The data pushed will keep the same data type as the array. Hence, if you push a uint8 array, the data will be stored as uint8 on the GPU. The array will then use 4 times less memory than if it was stored as float32. This is a good practice to keep in mind when working with GPUs as their memory can be limited.

Warning

pyclesperanto does not support 64-bit data types such as int64 or float64, which are the default data types in Python. This is to ensure full compatibility with most GPU devices. Hence, precision might be lost when converting the data type to 32-bit.

Pull

The pull function transfers data from the GPU back to the host. It will be returned as a numpy array.

# Pull gpu_image to the host
arr = cle.pull(gpu_image)

The data type of the array will be the same as the data type of the image on the GPU.

Free memory

Because memory on the GPU can be limited, it is beneficial to free memory when it is no longer needed. In pyclesperanto, you can free memory similarly to Python using the del keyword.

# Free the memory of the image on the GPU
del gpu_image

Apply operations on images

In pyclesperanto, most functions are filters or mathematical operations on images. We tried to keep the API as simple as possible with a standard convention for all the functions.

cle.function_name(input, output, arg0, arg1, ...)

The output memory is part of the function signature because the GPU cannot allocate memory by itself; you need to specify the output memory space in which it will write the result. For example, to apply a filter such as a Gaussian blur, you need to specify the following code:

# Push an image to the GPU
gpu_input = cle.push(cpu_image)
# Create an output of the same size as the input
gpu_output = cle.create(cpu_image.shape)
# Apply a Gaussian blur with sigma_x=2 and sigma_y=2
cle.gaussian_blur(gpu_input, gpu_output, sigma_x=2, sigma_y=2)
# Pull back the result to the host memory
result = cle.pull(gpu_output)

Even though it can be a bit tedious, this code provides total control over the data and memory being processed. Now, it is also possible to let pyclesperanto manage some of the memory operations, like the push and create of the input and output, making your code shorter.

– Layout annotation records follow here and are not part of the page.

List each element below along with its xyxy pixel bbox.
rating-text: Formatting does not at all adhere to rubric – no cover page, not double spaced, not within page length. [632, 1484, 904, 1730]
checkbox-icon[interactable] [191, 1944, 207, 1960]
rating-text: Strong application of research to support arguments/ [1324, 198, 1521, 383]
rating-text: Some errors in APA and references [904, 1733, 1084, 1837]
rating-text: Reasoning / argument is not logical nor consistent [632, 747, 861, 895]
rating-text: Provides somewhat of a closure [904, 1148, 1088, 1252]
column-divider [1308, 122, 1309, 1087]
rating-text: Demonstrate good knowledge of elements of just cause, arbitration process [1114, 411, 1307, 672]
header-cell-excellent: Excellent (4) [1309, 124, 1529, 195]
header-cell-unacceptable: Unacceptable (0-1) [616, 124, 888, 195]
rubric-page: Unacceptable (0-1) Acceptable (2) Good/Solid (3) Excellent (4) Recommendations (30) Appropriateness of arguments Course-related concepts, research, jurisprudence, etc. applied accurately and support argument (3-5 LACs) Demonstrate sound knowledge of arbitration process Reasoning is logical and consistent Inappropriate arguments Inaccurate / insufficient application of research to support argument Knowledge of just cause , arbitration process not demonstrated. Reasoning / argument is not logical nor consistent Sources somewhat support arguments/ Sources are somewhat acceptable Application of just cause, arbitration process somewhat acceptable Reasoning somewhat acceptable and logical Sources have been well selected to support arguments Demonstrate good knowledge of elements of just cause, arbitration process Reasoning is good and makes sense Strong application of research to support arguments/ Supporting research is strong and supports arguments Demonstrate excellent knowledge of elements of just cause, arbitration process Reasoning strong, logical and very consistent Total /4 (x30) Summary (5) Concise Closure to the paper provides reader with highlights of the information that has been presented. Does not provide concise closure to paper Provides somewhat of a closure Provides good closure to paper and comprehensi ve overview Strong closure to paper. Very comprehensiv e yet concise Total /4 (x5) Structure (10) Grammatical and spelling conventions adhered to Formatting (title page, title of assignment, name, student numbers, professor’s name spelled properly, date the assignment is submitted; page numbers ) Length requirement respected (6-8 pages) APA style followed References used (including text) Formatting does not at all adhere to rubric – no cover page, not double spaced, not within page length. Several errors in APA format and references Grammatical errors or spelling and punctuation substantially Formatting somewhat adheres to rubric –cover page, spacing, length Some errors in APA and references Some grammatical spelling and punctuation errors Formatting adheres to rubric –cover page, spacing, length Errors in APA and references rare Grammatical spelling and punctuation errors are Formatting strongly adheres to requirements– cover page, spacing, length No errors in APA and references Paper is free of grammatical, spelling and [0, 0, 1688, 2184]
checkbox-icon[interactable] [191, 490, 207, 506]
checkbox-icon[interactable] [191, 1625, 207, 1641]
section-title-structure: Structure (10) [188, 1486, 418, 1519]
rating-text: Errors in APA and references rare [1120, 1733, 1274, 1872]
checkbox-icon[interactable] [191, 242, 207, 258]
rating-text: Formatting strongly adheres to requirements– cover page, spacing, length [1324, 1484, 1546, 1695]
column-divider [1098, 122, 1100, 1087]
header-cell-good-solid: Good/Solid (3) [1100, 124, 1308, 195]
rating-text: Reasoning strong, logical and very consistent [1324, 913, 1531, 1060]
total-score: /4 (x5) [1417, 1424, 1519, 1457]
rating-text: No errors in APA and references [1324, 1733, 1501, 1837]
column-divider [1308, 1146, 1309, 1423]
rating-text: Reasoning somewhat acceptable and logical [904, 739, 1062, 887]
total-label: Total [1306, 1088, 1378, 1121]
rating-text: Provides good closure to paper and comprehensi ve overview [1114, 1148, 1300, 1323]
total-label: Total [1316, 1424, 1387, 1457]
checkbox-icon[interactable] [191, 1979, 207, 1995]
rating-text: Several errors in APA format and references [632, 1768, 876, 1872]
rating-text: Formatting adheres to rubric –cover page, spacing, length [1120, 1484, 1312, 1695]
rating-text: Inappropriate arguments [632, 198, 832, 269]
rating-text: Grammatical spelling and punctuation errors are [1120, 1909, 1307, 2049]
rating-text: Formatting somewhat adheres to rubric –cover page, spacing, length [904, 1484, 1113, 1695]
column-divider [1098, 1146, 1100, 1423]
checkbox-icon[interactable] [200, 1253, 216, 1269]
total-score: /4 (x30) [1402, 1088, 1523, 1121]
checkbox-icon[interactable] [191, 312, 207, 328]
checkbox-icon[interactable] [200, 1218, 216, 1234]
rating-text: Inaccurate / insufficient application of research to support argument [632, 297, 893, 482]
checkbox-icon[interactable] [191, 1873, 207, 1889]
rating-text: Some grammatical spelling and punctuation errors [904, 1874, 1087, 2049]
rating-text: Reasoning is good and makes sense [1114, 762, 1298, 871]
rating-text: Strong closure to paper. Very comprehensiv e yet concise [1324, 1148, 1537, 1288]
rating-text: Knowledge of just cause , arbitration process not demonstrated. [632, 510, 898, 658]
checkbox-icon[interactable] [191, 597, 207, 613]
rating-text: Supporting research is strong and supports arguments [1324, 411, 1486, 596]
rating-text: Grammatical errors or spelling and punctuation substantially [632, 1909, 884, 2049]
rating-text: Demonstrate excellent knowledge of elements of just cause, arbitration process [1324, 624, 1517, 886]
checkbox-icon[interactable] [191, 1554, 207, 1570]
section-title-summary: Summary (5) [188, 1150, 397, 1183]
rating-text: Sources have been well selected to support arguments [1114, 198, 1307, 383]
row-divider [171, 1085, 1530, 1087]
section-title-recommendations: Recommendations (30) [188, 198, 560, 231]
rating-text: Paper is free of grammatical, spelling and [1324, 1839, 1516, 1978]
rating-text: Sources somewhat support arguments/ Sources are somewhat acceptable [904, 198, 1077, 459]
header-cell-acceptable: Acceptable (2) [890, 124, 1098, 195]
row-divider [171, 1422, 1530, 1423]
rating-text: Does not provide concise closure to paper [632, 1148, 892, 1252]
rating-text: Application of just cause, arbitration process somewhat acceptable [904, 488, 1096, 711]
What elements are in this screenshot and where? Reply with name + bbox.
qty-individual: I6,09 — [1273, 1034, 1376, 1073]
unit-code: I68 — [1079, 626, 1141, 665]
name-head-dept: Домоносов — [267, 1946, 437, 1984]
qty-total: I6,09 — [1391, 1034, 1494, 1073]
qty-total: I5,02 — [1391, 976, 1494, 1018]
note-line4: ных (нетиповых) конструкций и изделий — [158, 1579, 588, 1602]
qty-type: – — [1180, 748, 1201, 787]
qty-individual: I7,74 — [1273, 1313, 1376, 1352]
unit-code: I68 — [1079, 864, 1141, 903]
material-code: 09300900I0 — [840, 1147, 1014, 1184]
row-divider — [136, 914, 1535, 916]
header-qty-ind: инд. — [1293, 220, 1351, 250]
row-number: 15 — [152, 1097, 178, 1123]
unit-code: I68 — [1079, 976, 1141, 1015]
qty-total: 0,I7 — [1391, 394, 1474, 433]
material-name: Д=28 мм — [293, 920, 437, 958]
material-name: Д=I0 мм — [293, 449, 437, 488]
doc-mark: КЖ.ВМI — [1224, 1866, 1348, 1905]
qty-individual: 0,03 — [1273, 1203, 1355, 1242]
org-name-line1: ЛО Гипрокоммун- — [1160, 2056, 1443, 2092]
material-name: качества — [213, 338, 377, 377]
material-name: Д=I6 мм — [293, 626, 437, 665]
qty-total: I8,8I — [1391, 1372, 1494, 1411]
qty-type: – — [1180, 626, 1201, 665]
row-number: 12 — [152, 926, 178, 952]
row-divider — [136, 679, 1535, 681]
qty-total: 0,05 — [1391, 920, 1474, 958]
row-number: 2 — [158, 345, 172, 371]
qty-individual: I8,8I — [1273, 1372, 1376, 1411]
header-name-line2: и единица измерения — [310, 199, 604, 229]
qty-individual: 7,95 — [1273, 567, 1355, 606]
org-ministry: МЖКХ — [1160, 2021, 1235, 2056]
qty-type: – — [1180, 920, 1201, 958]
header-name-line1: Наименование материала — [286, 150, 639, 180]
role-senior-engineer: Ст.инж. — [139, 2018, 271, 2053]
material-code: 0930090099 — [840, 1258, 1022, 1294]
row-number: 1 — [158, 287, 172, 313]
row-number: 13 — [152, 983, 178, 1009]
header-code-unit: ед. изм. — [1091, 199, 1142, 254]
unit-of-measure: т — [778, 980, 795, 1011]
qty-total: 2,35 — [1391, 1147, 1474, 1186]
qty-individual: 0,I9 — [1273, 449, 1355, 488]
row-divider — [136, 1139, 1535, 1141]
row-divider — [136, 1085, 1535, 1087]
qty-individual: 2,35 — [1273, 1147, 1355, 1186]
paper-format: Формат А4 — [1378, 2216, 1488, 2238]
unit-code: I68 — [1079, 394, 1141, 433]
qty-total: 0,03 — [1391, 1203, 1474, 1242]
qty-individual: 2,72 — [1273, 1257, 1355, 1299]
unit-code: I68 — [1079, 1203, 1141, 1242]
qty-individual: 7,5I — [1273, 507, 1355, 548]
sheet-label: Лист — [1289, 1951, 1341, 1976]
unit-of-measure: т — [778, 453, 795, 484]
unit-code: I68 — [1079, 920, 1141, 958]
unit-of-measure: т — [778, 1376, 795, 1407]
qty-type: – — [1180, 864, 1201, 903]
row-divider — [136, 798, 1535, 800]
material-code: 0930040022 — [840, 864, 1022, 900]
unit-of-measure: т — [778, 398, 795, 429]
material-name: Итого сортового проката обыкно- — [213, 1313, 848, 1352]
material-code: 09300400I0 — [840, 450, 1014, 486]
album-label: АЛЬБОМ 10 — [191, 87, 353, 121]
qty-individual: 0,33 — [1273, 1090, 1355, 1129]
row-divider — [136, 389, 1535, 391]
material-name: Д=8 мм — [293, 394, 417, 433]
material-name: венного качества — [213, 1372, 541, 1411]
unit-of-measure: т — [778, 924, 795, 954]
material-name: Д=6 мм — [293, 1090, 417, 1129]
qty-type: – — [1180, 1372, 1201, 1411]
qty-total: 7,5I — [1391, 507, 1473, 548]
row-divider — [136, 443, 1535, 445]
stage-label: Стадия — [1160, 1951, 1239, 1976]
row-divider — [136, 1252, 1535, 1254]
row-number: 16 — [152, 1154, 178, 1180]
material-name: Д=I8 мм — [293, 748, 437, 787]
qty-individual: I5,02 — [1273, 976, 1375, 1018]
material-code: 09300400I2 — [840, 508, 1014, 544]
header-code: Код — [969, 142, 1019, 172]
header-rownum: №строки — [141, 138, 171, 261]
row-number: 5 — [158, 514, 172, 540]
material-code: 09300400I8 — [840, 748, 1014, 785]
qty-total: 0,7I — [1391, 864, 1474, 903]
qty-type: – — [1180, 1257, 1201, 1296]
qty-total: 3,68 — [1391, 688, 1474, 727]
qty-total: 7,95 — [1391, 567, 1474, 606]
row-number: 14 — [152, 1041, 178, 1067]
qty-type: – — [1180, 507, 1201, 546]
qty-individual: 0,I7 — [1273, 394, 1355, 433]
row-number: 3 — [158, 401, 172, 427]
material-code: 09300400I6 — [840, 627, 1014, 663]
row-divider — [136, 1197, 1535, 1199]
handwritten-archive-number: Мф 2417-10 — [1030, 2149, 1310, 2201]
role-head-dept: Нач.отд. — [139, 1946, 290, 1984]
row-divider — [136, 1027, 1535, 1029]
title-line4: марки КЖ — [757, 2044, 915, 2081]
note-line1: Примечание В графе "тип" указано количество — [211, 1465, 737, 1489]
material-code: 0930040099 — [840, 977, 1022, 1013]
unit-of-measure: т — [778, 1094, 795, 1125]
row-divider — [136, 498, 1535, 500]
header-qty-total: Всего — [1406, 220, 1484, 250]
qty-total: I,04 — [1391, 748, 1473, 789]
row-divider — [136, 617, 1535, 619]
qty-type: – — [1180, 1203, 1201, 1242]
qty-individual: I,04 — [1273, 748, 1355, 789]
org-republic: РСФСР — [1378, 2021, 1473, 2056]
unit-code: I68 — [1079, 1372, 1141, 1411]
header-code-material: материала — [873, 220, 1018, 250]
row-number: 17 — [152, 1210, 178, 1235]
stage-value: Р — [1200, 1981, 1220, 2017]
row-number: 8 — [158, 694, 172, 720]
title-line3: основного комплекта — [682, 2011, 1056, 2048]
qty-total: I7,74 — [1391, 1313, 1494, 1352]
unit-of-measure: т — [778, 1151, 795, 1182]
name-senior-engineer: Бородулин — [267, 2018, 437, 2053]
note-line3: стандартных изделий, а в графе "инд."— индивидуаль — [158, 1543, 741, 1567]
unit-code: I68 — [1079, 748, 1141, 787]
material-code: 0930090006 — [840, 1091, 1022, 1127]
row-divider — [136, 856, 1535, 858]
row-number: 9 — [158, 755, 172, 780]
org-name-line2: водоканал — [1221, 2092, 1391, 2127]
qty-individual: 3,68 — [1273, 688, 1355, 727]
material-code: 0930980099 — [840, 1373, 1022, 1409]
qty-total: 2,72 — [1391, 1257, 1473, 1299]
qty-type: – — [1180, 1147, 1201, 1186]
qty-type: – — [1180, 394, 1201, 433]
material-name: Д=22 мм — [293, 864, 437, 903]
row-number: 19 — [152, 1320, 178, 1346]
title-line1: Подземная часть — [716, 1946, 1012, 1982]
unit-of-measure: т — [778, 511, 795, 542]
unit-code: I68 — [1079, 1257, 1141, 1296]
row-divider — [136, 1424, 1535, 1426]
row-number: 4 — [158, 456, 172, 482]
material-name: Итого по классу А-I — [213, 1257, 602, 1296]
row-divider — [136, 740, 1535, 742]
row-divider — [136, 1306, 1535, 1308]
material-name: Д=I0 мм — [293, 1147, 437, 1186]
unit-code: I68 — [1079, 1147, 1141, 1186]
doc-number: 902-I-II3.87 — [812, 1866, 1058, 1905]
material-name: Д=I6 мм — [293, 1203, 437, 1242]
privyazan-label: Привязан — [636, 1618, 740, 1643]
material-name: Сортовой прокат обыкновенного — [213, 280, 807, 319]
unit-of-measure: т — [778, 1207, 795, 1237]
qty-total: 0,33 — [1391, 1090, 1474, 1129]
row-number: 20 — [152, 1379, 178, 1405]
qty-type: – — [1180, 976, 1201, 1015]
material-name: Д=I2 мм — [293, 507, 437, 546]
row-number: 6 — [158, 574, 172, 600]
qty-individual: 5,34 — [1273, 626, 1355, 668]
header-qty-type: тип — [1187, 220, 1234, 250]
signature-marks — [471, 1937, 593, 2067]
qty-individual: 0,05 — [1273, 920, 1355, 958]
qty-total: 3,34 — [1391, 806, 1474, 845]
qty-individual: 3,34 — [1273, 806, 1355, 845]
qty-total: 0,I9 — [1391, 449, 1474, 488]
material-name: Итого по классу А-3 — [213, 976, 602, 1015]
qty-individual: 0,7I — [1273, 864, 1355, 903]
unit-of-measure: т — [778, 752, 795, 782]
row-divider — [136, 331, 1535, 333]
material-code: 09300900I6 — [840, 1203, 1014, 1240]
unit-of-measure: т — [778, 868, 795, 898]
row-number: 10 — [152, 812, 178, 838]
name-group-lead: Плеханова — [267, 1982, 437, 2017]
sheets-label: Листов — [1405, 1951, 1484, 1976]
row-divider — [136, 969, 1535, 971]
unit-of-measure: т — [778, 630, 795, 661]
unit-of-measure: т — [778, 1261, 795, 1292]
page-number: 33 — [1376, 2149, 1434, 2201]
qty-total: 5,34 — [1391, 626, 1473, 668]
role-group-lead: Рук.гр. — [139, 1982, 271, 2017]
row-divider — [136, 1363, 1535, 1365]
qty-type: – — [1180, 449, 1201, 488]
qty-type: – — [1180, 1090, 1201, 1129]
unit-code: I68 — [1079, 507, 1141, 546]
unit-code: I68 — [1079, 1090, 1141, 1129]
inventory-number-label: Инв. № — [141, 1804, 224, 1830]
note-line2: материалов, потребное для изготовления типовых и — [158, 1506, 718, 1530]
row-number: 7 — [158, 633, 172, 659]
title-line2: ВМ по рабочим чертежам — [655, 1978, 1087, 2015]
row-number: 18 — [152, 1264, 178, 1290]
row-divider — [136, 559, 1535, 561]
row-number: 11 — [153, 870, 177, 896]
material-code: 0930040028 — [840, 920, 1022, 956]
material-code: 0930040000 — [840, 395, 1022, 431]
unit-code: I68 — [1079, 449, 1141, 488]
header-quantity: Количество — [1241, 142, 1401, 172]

However, we will rely here on the default behavior of the functions, which might not be the most efficient in terms of memory usage in some cases.

# Apply a Gaussian blur directly on a numpy array and save the result in a pyclesperanto array
gpu_output = cle.gaussian_blur(cpu_image, sigma_x=2, sigma_y=2)
# Pull back the result to the host
result = cle.pull(gpu_output)

Here, the cpu_image is pushed to the GPU and the output GPU space is created automatically when calling the operation gaussian_blur. The function will return a pyclesperanto array. Memory transfers are still applied in the background, but the user does not have to worry about it.

Pipeline of operations

Most operations in pyclesperanto are filters. This means that you can chain them together to create a pipeline of operations. For example, to apply a Gaussian blur followed by a threshold, you can write the following code:

# Apply a Gaussian blur
gpu_input = cle.push(cpu_image)
gpu_output = cle.create(cpu_image.shape)
cle.gaussian_blur(gpu_input, gpu_output, sigma_x=2, sigma_y=2)
blurred = cle.pull(gpu_output)

# Apply a threshold
gpu_input = cle.push(blurred)
gpu_output = cle.create(blurred.shape)
cle.greater_constant(gpu_output, gpu_output, constant=0.5)
binarized = cle.pull(gpu_output)

Although this code is correct, it is not optimal due to the push and pull in between the two operations. This code is good for prototyping as it allows you to inspect the result of each operation. But in the final version of the code, it is better to chain the operations together to avoid the memory transfers (e.g., push and pull).

# Apply a Gaussian blur
gpu_blurred = cle.gaussian_blur(cpu_image, sigma_x=2, sigma_y=2)
# Apply a threshold
gpu_binarized = cle.greater_constant(gpu_blurred, constant=0.5)
# Read the output on host
binarized = cle.pull(gpu_binarized)

Here we only use push at the beginning, inside the gaussian_blur operation, and pull at the end of the pipeline when we need to access the data from the CPU. The create operation for output data is done automatically inside each operation.